When he was researching the Chinese market, he also saw a lot of fruits imported from other countries, including Philippine bananas, Vietnamese pitaya, New Zealand kiwi and Chilean cherries.
Three years ago, although Eladwy sensed the huge potential of the Chinese market, he and other Egyptian traders hesitated and dared not risk an investment due to their primitive understanding of the Chinese market and lack of trust.
Egyptian oranges have a thin peel, abundant juice, and unique taste. But due to the desert environment in which they grow, the peels look rough and the oranges vary in size, which may not be appealing in the Chinese market.
Due to the Chinese customs’ strict criteria on fruit, initially only half of Eladwy’s fruit could enter the country.
He then opened special farms with adapted growing techniques aimed at meeting the demand of the Chinese market in pesticide residue, appearance, sweetness and other aspects. They bought machines from France to pick the best fruit to be sold to China.
At the packing factory of the company in northern Cairo, this Global Times reporter saw the oranges being sterilized, washed, dried and selected through long production lines automatically in the clean workshops. After the process, the oranges all look golden and shiny. In the next step, substandard fruit will either be separated by a machine or workers. The remaining fruit will then be packed up and stored in cold temperatures waiting to be shipped.
Top: Workers at the packing factory of the Nile International Trading Company are sorting out oranges to be exported to China. Photo: Courtesy of Nile Establishment for International Trade
Land of promise
Eladwy visits China to carry out market surveys of oranges three times a year. Particularly, he comes to Beijing, Shanghai and Guangzhou where the fruit sells well.
“Now Egyptian oranges are popular among Chinese. Compared with American and Australian oranges, Egyptian oranges are more attractive in price and quality,” Eladwy told the Global Times. With a growing export volume, the number of oranges exported from his company to China rose from 960 tons in 2016 to 9,600 tons this year.
In order to satisfy customers, the planting area of Eladwy’s orchard is continuously extending. With the increasing demand, the number of his employees has grown 20 to 30 percent.
Moreover, the salary of a worker at a packing factory reaches $173, which is relatively well-paid in Egypt. A worker at a packing factory, Ahmed, told the Global Times he is lucky because his life has improved because of Chinese imports of Egyptian oranges.
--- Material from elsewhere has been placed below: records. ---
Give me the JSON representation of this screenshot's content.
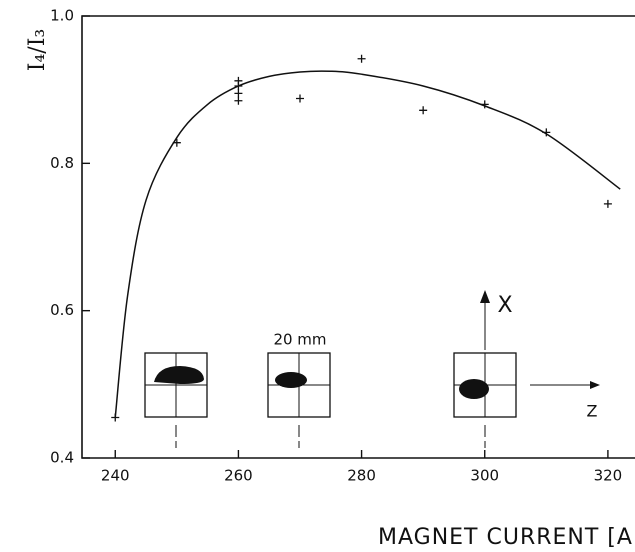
{
  "chart_data": {
    "type": "scatter",
    "y_label": "I₄/I₃",
    "x_label": "MAGNET CURRENT [A]",
    "annotations": [
      "20 mm",
      "X",
      "Z"
    ],
    "x": [
      240,
      250,
      260,
      260,
      260,
      260,
      270,
      280,
      290,
      300,
      310,
      320
    ],
    "values": [
      0.455,
      0.828,
      0.885,
      0.895,
      0.905,
      0.912,
      0.888,
      0.942,
      0.872,
      0.88,
      0.842,
      0.745
    ],
    "curve": {
      "x": [
        240,
        242,
        245,
        250,
        255,
        260,
        265,
        270,
        275,
        280,
        290,
        300,
        310,
        322
      ],
      "values": [
        0.455,
        0.62,
        0.75,
        0.835,
        0.88,
        0.905,
        0.918,
        0.924,
        0.925,
        0.921,
        0.905,
        0.878,
        0.84,
        0.765
      ]
    },
    "xlim": [
      234.6,
      324.4
    ],
    "ylim": [
      0.4,
      1.0
    ],
    "xticks": [
      240,
      260,
      280,
      300,
      320
    ],
    "yticks": [
      0.4,
      0.6,
      0.8,
      {
        "value": 1,
        "label": "1.0"
      }
    ]
  }
}
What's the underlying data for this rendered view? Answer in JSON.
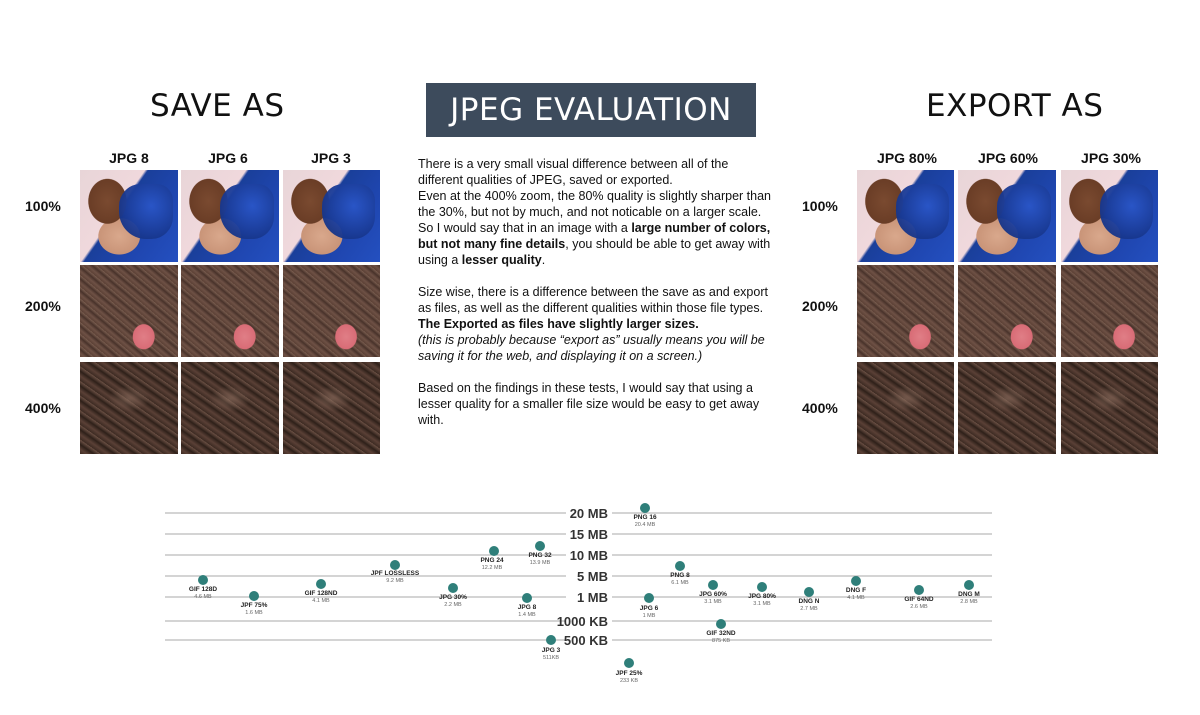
{
  "save_section": {
    "title": "SAVE AS",
    "columns": [
      "JPG 8",
      "JPG 6",
      "JPG 3"
    ],
    "rows": [
      "100%",
      "200%",
      "400%"
    ]
  },
  "main_title": "JPEG EVALUATION",
  "export_section": {
    "title": "EXPORT AS",
    "columns": [
      "JPG 80%",
      "JPG 60%",
      "JPG 30%"
    ],
    "rows": [
      "100%",
      "200%",
      "400%"
    ]
  },
  "description": {
    "p1_line1": "There is a very small visual difference between all of the different qualities of JPEG, saved or exported.",
    "p1_line2": "Even at the 400% zoom, the 80% quality is slightly sharper than the 30%, but not by much, and not noticable on a larger scale.",
    "p1_line3_pre": "So I would say that in an image with a ",
    "p1_line3_bold": "large number of colors, but not many fine details",
    "p1_line3_mid": ", you should be able to get away with using a ",
    "p1_line3_bold2": "lesser quality",
    "p1_line3_end": ".",
    "p2_line1": "Size wise, there is a difference between the save as and export as files, as well as the different qualities within those file types.",
    "p2_bold": "The Exported as files have slightly larger sizes.",
    "p2_italic": "(this is probably because “export as” usually means you will be saving it for the web, and displaying it on a screen.)",
    "p3": "Based on the findings in these tests, I would say that using a lesser quality for a smaller file size would be easy to get away with."
  },
  "chart_data": {
    "type": "scatter",
    "title": "",
    "xlabel": "",
    "ylabel": "",
    "y_tick_labels": [
      "20 MB",
      "15 MB",
      "10 MB",
      "5 MB",
      "1 MB",
      "1000 KB",
      "500 KB"
    ],
    "grid": true,
    "marker_color": "#2f7f7a",
    "points": [
      {
        "name": "GIF 128D",
        "size": "4.6 MB",
        "value_mb": 4.6
      },
      {
        "name": "JPF 75%",
        "size": "1.6 MB",
        "value_mb": 1.6
      },
      {
        "name": "GIF 128ND",
        "size": "4.1 MB",
        "value_mb": 4.1
      },
      {
        "name": "JPF LOSSLESS",
        "size": "9.2 MB",
        "value_mb": 9.2
      },
      {
        "name": "JPG 30%",
        "size": "2.2 MB",
        "value_mb": 2.2
      },
      {
        "name": "PNG 24",
        "size": "12.2 MB",
        "value_mb": 12.2
      },
      {
        "name": "JPG 8",
        "size": "1.4 MB",
        "value_mb": 1.4
      },
      {
        "name": "PNG 32",
        "size": "13.9 MB",
        "value_mb": 13.9
      },
      {
        "name": "JPG 3",
        "size": "511KB",
        "value_mb": 0.511
      },
      {
        "name": "PNG 16",
        "size": "20.4 MB",
        "value_mb": 20.4
      },
      {
        "name": "JPF 25%",
        "size": "233 KB",
        "value_mb": 0.233
      },
      {
        "name": "JPG 6",
        "size": "1 MB",
        "value_mb": 1.0
      },
      {
        "name": "PNG 8",
        "size": "6.1 MB",
        "value_mb": 6.1
      },
      {
        "name": "JPG 60%",
        "size": "3.1 MB",
        "value_mb": 3.1
      },
      {
        "name": "GIF 32ND",
        "size": "875 KB",
        "value_mb": 0.875
      },
      {
        "name": "JPG 80%",
        "size": "3.1 MB",
        "value_mb": 3.1
      },
      {
        "name": "DNG N",
        "size": "2.7 MB",
        "value_mb": 2.7
      },
      {
        "name": "DNG F",
        "size": "4.1 MB",
        "value_mb": 4.1
      },
      {
        "name": "GIF 64ND",
        "size": "2.6 MB",
        "value_mb": 2.6
      },
      {
        "name": "DNG M",
        "size": "2.8 MB",
        "value_mb": 2.8
      }
    ]
  }
}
According to the Horticultural Export Improvement Association of Egypt, the volume of Egyptian oranges exported to China was 24,000 tons in 2015. This number rose to 101,000 tons in 2017, valued at $80 million.
Orange exports are only a microcosm of the smooth trade between China and Egypt, as well as a vivid embodiment of the win-win cooperation under the BRI.
Eladwy is well aware that China is an open but highly competitive market. Several brands of Egyptian fresh oranges can be found on the e-commerce shopping platforms in China. Judging by consumers’ comments, Egyptian oranges receive public praise.
“As long as the taste is good, China is not particularly concerned about the country of origin of the fruit. But we want to create a brand of orange that can be approved by Chinese consumers,” said a trader, emphasizing the significance of brand awareness.
Talking about the first China International Import Expo, Eladwy told the Global Times, “It is a great platform for display and exchange, providing an excellent opportunity both for Egyptian products to enter China and Egyptian traders to develop a deeper understanding about the Chinese market.”
Professor Abdel told the Global Times that there has been a trade deficit between China and Egypt for a long time, so the expo can meet both countries’ demands. It is also a golden opportunity for Egypt to expand exports and balance bilateral trade.